By Suyeba Aslam
Your commercial awareness dose.
For many investors all over the globe, investing in China had likely been on their agenda for quite some time. However, due to many factors such as social, political and even economic, investors and traders now find the topic of trading in China to be quite controversial.
To find out why investing in China may be controversial and a confusing theme for those interested in finance, read on to find out…
Globally many people own stocks and shares within mainland China’s stock market. However, this is now becoming a controversial matter as the Chinese stock market is continuously evolving and is “underrepresented in global indexes” according to CNBC. As global uncertainty escalates alongside the demand for wider access to global markets- more businesses are now investing in the more sensitive industries of China such as the financial and technical markets.
Another risk which can make investing in China controversial is because it is a serial victim of trade wars. According to Investopedia.com, the definition of trade wars is “when one country retaliates against another by raising important tariffs of placing other restrictions on the other country’s import.” The aftermath of a trade war can be very damaging as the initial trading relationship and economy may be effected between the two countries in the nearby future.

A prime example of a recent trade war is between China and the United States. Ongoing disputes had shown the two countries going head-to-head whilst they both continuously impose tariffs on hundreds of billions of dollars’ worth of one another’s goods. The trade war had begun when ex-US President Donald Trump had accused China of trading unfairly and intellectual property theft. Meanwhile, in China, there is the belief that the US is trying to prevent the Chinese economy from gaining global economic power.
Due to the COVID-19 pandemic this year, fears of fraudulent activity have also heightened. As a majority of import and export is from China and the rest of the Asian world, businesses have been encountering a lot of economic pressure to turn in a high number of profits. This meant that many businesses had begun gatekeeping certain information. Alongside economic pressure, there was also the social fear due to many people now working from home- this meant that there was a lack of security and an open invitation to cyber-attacks.

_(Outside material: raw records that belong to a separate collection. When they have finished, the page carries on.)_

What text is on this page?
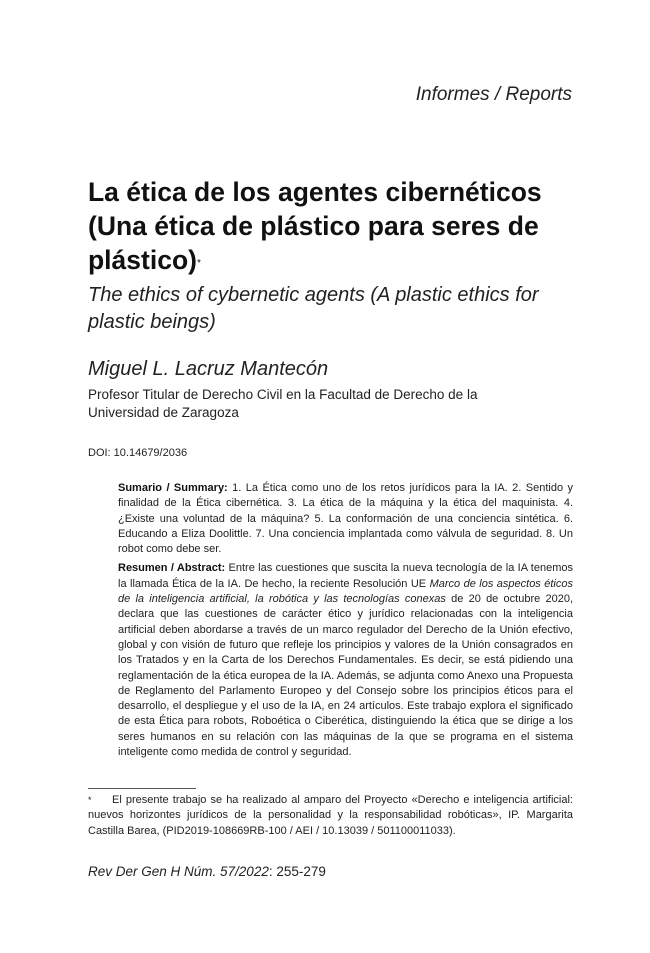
Informes / Reports
La ética de los agentes cibernéticos (Una ética de plástico para seres de plástico)*
The ethics of cybernetic agents (A plastic ethics for plastic beings)
Miguel L. Lacruz Mantecón
Profesor Titular de Derecho Civil en la Facultad de Derecho de la Universidad de Zaragoza
DOI: 10.14679/2036

Sumario / Summary: 1. La Ética como uno de los retos jurídicos para la IA. 2. Sentido y finalidad de la Ética cibernética. 3. La ética de la máquina y la ética del maquinista. 4. ¿Existe una voluntad de la máquina? 5. La conformación de una conciencia sintética. 6. Educando a Eliza Doolittle. 7. Una conciencia implantada como válvula de seguridad. 8. Un robot como debe ser.

Resumen / Abstract: Entre las cuestiones que suscita la nueva tecnología de la IA tenemos la llamada Ética de la IA. De hecho, la reciente Resolución UE Marco de los aspectos éticos de la inteligencia artificial, la robótica y las tecnologías conexas de 20 de octubre 2020, declara que las cuestiones de carácter ético y jurídico relacionadas con la inteligencia artificial deben abordarse a través de un marco regulador del Derecho de la Unión efectivo, global y con visión de futuro que refleje los principios y valores de la Unión consagrados en los Tratados y en la Carta de los Derechos Fundamentales. Es decir, se está pidiendo una reglamentación de la ética europea de la IA. Además, se adjunta como Anexo una Propuesta de Reglamento del Parlamento Europeo y del Consejo sobre los principios éticos para el desarrollo, el despliegue y el uso de la IA, en 24 artículos. Este trabajo explora el significado de esta Ética para robots, Roboética o Ciberética, distinguiendo la ética que se dirige a los seres humanos en su relación con las máquinas de la que se programa en el sistema inteligente como medida de control y seguridad.

* El presente trabajo se ha realizado al amparo del Proyecto «Derecho e inteligencia artificial: nuevos horizontes jurídicos de la personalidad y la responsabilidad robóticas», IP. Margarita Castilla Barea, (PID2019-108669RB-100 / AEI / 10.13039 / 501100011033).
Rev Der Gen H Núm. 57/2022: 255-279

For those of you who are interesting in investing in the Chinese stock market- the easiest way to do so is by beginning in a broad market index which consists of low-cost ETFs. Within the Chinese stock market, there are 11 different types of indices that are tracked by the ETFs, which the stocks are broken down into three different categories: Chinese A-stocks, Chinese B-stocks and Hong Kong H-stocks.
A-stocks also is known as A-shares, they are shares of Chinese companies which are collectively listed in the Shanghai or Shenzhen stock exchange. These forms of shares are traded in the local yuan or renminbi currency. B-stocks or B-shares are also stocks of Chinese companies on the Shanghai or Shenzhen stock exchange but are instead traded in foreign currencies.

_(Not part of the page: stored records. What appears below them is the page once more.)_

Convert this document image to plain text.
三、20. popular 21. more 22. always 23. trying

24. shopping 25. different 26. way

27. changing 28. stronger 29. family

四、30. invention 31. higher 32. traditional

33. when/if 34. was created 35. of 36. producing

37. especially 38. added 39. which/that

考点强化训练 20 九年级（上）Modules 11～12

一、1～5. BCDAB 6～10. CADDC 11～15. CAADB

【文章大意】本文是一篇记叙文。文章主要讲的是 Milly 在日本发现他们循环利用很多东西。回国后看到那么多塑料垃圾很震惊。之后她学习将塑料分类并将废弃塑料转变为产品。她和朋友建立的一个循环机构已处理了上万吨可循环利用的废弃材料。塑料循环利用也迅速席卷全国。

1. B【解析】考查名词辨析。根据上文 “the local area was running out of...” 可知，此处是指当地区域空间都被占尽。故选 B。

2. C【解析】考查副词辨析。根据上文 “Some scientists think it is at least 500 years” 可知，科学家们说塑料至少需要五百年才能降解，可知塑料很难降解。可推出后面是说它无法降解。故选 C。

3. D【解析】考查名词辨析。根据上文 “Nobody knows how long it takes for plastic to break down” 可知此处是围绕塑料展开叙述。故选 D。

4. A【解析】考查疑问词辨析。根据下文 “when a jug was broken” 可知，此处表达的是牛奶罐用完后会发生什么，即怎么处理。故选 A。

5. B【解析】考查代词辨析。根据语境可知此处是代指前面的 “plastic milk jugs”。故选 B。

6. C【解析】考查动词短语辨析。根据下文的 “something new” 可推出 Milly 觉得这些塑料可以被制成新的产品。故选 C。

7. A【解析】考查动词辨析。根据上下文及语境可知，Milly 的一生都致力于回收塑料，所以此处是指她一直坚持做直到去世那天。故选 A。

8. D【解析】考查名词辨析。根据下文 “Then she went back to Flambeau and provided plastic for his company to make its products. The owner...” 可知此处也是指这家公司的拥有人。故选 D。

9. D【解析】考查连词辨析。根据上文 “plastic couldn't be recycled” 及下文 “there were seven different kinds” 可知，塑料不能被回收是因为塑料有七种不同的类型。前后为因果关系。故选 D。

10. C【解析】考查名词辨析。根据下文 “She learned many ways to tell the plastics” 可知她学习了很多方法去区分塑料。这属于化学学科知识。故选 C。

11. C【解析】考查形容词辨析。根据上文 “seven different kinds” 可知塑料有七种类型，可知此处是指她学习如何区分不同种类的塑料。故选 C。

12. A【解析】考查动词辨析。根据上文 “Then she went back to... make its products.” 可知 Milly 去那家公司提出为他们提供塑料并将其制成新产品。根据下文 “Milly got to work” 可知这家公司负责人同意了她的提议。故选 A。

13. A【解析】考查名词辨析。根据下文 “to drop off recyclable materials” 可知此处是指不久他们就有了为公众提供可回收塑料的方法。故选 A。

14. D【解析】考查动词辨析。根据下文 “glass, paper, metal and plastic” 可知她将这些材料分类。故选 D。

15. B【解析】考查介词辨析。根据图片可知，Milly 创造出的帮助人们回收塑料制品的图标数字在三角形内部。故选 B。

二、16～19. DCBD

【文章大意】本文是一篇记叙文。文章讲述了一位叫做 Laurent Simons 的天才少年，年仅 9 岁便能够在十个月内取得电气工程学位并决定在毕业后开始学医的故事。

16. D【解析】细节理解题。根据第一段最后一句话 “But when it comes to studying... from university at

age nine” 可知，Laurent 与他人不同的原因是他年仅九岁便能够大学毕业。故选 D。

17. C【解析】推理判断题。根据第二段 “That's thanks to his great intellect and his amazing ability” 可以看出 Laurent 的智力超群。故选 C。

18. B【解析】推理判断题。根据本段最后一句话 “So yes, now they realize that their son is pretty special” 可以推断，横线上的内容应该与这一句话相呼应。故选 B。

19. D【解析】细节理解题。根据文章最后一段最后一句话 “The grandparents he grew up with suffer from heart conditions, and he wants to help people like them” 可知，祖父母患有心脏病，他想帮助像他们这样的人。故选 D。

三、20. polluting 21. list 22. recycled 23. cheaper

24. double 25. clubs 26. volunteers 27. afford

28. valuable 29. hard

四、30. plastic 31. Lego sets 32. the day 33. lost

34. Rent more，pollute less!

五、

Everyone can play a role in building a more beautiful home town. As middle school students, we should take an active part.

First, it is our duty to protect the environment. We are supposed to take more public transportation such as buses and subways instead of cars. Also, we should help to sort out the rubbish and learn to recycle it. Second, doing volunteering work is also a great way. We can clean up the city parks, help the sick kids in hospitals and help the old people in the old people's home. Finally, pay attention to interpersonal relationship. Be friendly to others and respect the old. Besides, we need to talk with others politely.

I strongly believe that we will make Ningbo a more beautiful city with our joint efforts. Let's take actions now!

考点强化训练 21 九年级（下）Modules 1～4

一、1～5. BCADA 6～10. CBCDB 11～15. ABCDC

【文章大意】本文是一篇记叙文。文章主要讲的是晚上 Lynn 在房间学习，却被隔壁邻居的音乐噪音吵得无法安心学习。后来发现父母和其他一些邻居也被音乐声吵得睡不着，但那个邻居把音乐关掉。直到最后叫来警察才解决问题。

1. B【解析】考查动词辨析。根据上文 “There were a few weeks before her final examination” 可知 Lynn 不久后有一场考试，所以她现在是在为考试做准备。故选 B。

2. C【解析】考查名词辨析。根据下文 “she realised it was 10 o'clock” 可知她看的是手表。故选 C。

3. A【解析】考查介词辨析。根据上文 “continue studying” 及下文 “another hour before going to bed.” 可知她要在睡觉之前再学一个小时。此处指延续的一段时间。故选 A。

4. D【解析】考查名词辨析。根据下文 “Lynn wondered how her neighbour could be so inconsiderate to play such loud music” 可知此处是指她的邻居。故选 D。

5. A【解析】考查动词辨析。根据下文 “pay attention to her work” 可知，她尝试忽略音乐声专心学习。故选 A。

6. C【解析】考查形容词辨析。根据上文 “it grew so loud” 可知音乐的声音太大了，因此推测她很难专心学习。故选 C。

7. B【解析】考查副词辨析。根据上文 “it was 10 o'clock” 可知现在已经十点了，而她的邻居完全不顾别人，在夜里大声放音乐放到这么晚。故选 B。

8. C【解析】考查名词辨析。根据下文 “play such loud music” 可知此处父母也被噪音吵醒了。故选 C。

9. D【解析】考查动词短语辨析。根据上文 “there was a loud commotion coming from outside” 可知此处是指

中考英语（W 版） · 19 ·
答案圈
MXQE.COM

Lastly, Hong Kong H-stocks also known as H-shares are stocks of Chinese companies that are listed on the Hong Kong stock exchange, in which they are traded in Hong Kong Dollar. When investing and trading, it is necessary to be able to differentiate between the three. Whilst all three are open to foreign investments, the lack of restrictions on A-shares means there is a potential of losing liquidity, whereas for most institutional investors H-stocks are a preferred choice due to their high liquidity.

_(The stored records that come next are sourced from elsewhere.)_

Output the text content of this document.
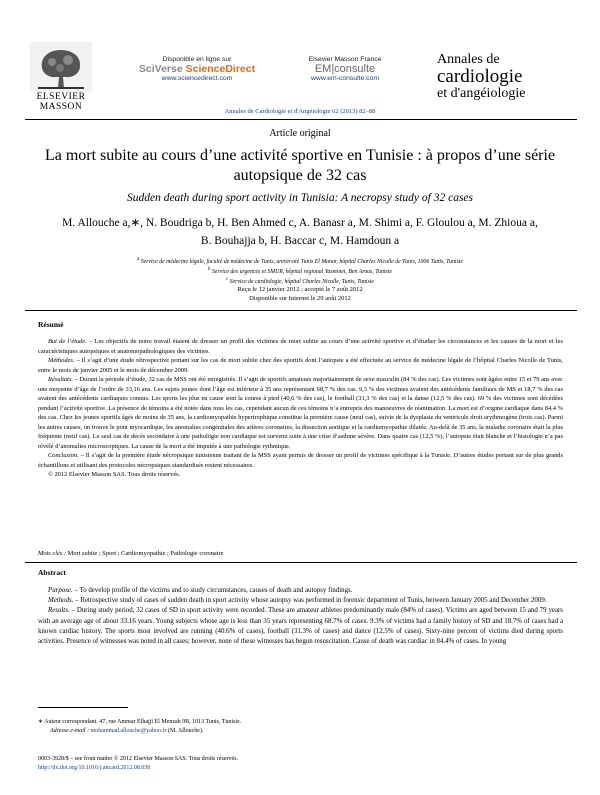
ELSEVIER
MASSON
Disponible en ligne sur
SciVerse ScienceDirect
www.sciencedirect.com
Elsevier Masson France
EM|consulte
www.em-consulte.com
Annales de
cardiologie
et d'angéiologie
Annales de Cardiologie et d'Angéiologie 62 (2013) 82–88
Article original
La mort subite au cours d’une activité sportive en Tunisie : à propos d’une série autopsique de 32 cas
Sudden death during sport activity in Tunisia: A necropsy study of 32 cases
M. Allouche a,∗, N. Boudriga b, H. Ben Ahmed c, A. Banasr a, M. Shimi a, F. Gloulou a, M. Zhioua a,
B. Bouhajja b, H. Baccar c, M. Hamdoun a
$^a$ Service de médecine légale, faculté de médecine de Tunis, université Tunis El Manar, hôpital Charles Nicolle de Tunis, 1006 Tunis, Tunisie
$^b$ Service des urgences et SMUR, hôpital régional Yasminet, Ben Arous, Tunisie
$^c$ Service de cardiologie, hôpital Charles Nicolle, Tunis, Tunisie
Reçu le 12 janvier 2012 ; accepté le 7 août 2012
Disponible sur Internet le 29 août 2012
Résumé

But de l’étude. – Les objectifs de notre travail étaient de dresser un profil des victimes de mort subite au cours d’une activité sportive et d’étudier les circonstances et les causes de la mort et les caractéristiques autopsiques et anatomopathologiques des victimes.

Méthodes. – Il s’agit d’une étude rétrospective portant sur les cas de mort subite chez des sportifs dont l’autopsie a été effectuée au service de médecine légale de l’hôpital Charles Nicolle de Tunis, entre le mois de janvier 2005 et le mois de décembre 2009.

Résultats. – Durant la période d’étude, 32 cas de MSS ont été enregistrés. Il s’agit de sportifs amateurs majoritairement de sexe masculin (84 % des cas). Les victimes sont âgées entre 15 et 79 ans avec une moyenne d’âge de l’ordre de 33,16 ans. Les sujets jeunes dont l’âge est inférieur à 35 ans représentant 68,7 % des cas. 9,3 % des victimes avaient des antécédents familiaux de MS et 18,7 % des cas avaient des antécédents cardiaques connus. Les sports les plus en cause sont la course à pied (40,6 % des cas), le football (31,3 % des cas) et la danse (12,5 % des cas). 69 % des victimes sont décédées pendant l’activité sportive. La présence de témoins a été notée dans tous les cas, cependant aucun de ces témoins n’a entrepris des manoeuvres de réanimation. La mort est d’origine cardiaque dans 84,4 % des cas. Chez les jeunes sportifs âgés de moins de 35 ans, la cardiomyopathie hypertrophique constitue la première cause (neuf cas), suivie de la dysplasie du ventricule droit arythmogène (trois cas). Parmi les autres causes, on trouve le pont myocardique, les anomalies congénitales des artères coronaires, la dissection aortique et la cardiomyopathie dilatée. Au-delà de 35 ans, la maladie coronaire était la plus fréquente (neuf cas). Le seul cas de décès secondaire à une pathologie non cardiaque est survenu suite à une crise d’asthme sévère. Dans quatre cas (12,5 %), l’autopsie était blanche et l’histologie n’a pas révélé d’anomalies microscopiques. La cause de la mort a été imputée à une pathologie rythmique.

Conclusion. – Il s’agit de la première étude nécropsique tunisienne traitant de la MSS ayant permis de dresser un profil de victimes spécifique à la Tunisie. D’autres études portant sur de plus grands échantillons et utilisant des protocoles nécropsiques standardisés restent nécessaires.

© 2012 Elsevier Masson SAS. Tous droits réservés.

Mots clés : Mort subite ; Sport ; Cardiomyopathie ; Pathologie coronaire
Abstract

Purpose. – To develop profile of the victims and to study circumstances, causes of death and autopsy findings.

Methods. – Retrospective study of cases of sudden death in sport activity whose autopsy was performed in forensic department of Tunis, between January 2005 and December 2009.

Results. – During study period, 32 cases of SD in sport activity were recorded. These are amateur athletes predominantly male (84% of cases). Victims are aged between 15 and 79 years with an average age of about 33.16 years. Young subjects whose age is less than 35 years representing 68.7% of cases. 9.3% of victims had a family history of SD and 18.7% of cases had a known cardiac history. The sports most involved are running (40.6% of cases), football (31.3% of cases) and dance (12.5% of cases). Sixty-nine percent of victims died during sports activities. Presence of witnesses was noted in all cases; however, none of these witnesses has begun resuscitation. Cause of death was cardiac in 84.4% of cases. In young

∗ Auteur correspondant. 47, rue Ammar Elhajji El Menzah 9B, 1013 Tunis, Tunisie.
Adresse e-mail : mohammad.allouche@yahoo.fr (M. Allouche).
0003-3928/$ – see front matter © 2012 Elsevier Masson SAS. Tous droits réservés.
http://dx.doi.org/10.1016/j.ancard.2012.08.030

Just as trading from home can be a big gamble, trading and investing abroad there are also many risk factors attached such as foreign-exchange risk. Therefore, it is very important that before beginning investments in countries such as China that you understand all types of currency movements as transactions may usually vary between Chinese Yuan and US Dollar. Furthermore, you need to be aware of your surroundings by placing your funds strategically so that you are able to successfully participate in China’s economic growth.